Air pollution in urban environments has been shown to have a negative impact on air quality and human health, particularly in megacities. Over recent decades, Delhi, India, has suffered high atmospheric pollution, with significant particulate matter (PM) concentrations as a result of anthropogenic activities. Organic aerosols (OAs) are composed of thousands of different chemical species and are one of the main constituents of submicron particles. However, quantitative knowledge of OA composition, their sources and their processes in urban environments is still limited. This is important particularly in India, as Delhi is a massive, inhomogeneous conurbation, where we would expect the apportionment and concentrations to vary depending on where in Delhi the measurements/source apportionment is performed, indicating the need for multisite measurements. This study presents the first multisite analysis carried out in India over different seasons, with a focus on identifying OA sources. The measurements were taken during 2018 at two sites in Delhi, India. One site was located at the India Meteorological Department, New Delhi (ND). The other site was located at the Indira Gandhi Delhi Technical University for Women, Old Delhi (OD). Non-refractory submicron aerosol (NR-PM1) concentrations (ammonium, nitrate, sulfate, chloride and organic aerosols) of four aerosol mass spectrometers were analysed. Collocated measurements of volatile organic compounds, black carbon, NOx and CO were performed. Positive matrix factorisation (PMF) analysis was performed to separate the organic fraction, identifying a number of conventional factors: hydrocarbon-like OAs (HOAs) related to traffic emissions, biomass burning OAs (BBOAs), cooking OAs (COAs) and secondary OAs (SOAs).

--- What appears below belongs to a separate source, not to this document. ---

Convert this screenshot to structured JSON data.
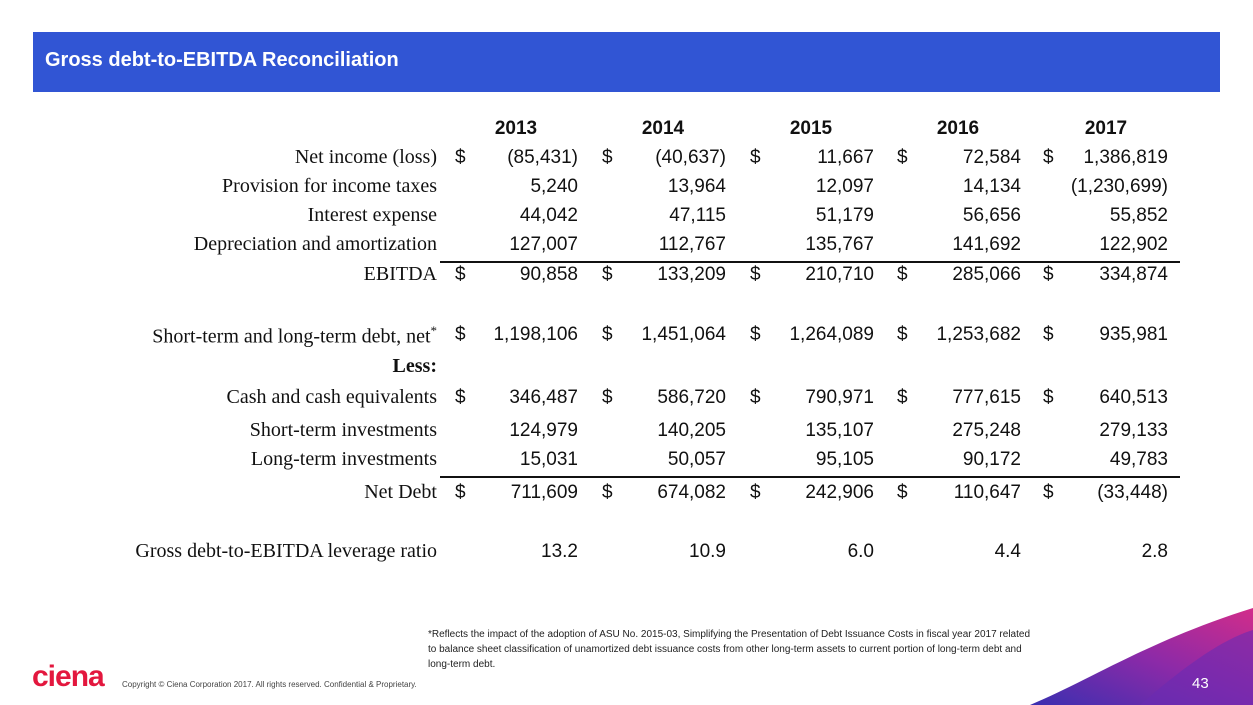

A composition-based estimate of PM1 is defined by combining black carbon (BC) and NR-PM1 (C-PM1= BC + NR-PM1). No significant difference was observed in C-PM1 concentrations between sites, OD (142 ± 117 µg m−3) compared to ND (123 ± 71 µg m3), from post-monsoon measurements. A wider variability was observed between seasons, where pre-monsoon and monsoon showed C-PM1 concentrations lower than 60 µg m−3. A seasonal variation in C-PM1 composition was observed; SO2−4 showed a high contribution over pre-monsoon and monsoon seasons, while NO−3 and Cl− had a higher contribution in winter and post-monsoon. The main primary aerosol source was from traffic, which is consistent with the PMF analysis and Aethalometer model analysis. Thus, in order to reduce PM1 concentrations in Delhi through local emission controls, traffic emission control offers the greatest opportunity. PMF–aerosol mass spectrometer (AMS) mass spectra will help to improve future aerosol source apportionment studies. The information generated in this study increases our understanding of PM1 composition and OA sources in Delhi, India. Furthermore, the scientific findings provide significant information to strengthen legislation that aims to improve air quality in India.